“It’s like playing a game of Whac-A-Mole.” — Bill Reed, the chief event strategy officer for the American Society of Hematology, on taking down scam websites for medical organizations’ annual meetings.
“Just one flush can hold a lot of information.” — Kristine Du, BSc, a lab technician at the University of Calgary, on wastewater-based virus surveillance.
“Nobody’s buying a drill because they want a drill.” — Maura Grossman, JD, PhD, of the University of Waterloo in Canada, speaking about how artificial intelligence could be a useful tool in medicine.
“They’re living in the bathroom. They don’t want to live that way.” — Andrew Limper, MD, of the Mayo Clinic in Rochester, Minnesota, speaking about a gut-friendlier dosage of nintedanib (Ofev).
“If you are thinking about traveling outside the United States or other Western countries for medical treatments: think twice.” — William Schaffner, MD, of Vanderbilt University Medical Center in Nashville, Tennessee, on cases of fungal meningitis linked to medical tourism in Mexico.
“It is one of the toughest things for us to do.” — Emily Zhao, MD, a resident at Cook County Hospital in Chicago, discussing the difficulty of treating intractable pain in the emergency department.
“Once you see it, you don’t forget it.” — Eglė Janušonytė, MD, of Geneva University Hospitals in Switzerland, on diagnosing shiitake dermatitis.

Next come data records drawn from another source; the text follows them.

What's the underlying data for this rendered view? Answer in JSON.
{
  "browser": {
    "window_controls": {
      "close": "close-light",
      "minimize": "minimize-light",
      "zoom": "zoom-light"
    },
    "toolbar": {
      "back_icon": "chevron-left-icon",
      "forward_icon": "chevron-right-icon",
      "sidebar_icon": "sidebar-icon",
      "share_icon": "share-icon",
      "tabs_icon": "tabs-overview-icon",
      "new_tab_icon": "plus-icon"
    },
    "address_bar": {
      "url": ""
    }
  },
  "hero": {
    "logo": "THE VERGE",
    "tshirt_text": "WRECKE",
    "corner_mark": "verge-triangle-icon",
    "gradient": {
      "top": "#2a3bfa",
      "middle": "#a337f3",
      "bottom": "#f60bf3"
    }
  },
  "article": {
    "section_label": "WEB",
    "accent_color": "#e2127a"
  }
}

“We’re perhaps taking a lot of unnecessary tests, wasting this blood, and then having to give it back.” — Christopher Seymour, MD, MSc, associate editor of JAMA, reevaluating blood transfusion practices in the intensive care unit.
“When they come through the door, the clinical team just descends upon them.” — Michael Filbin, MD, of Massachusetts General Hospital in Boston, on the difficulties of getting informed consent prior to clinical trial participation in emergency settings.
“Physicians may underestimate their risk of liability when supervising NPs and PAs.” — Summer Ghaith, JD, a medical student at the Mayo Clinic Alix School of Medicine in Arizona, on potential legal concerns for supervising physicians.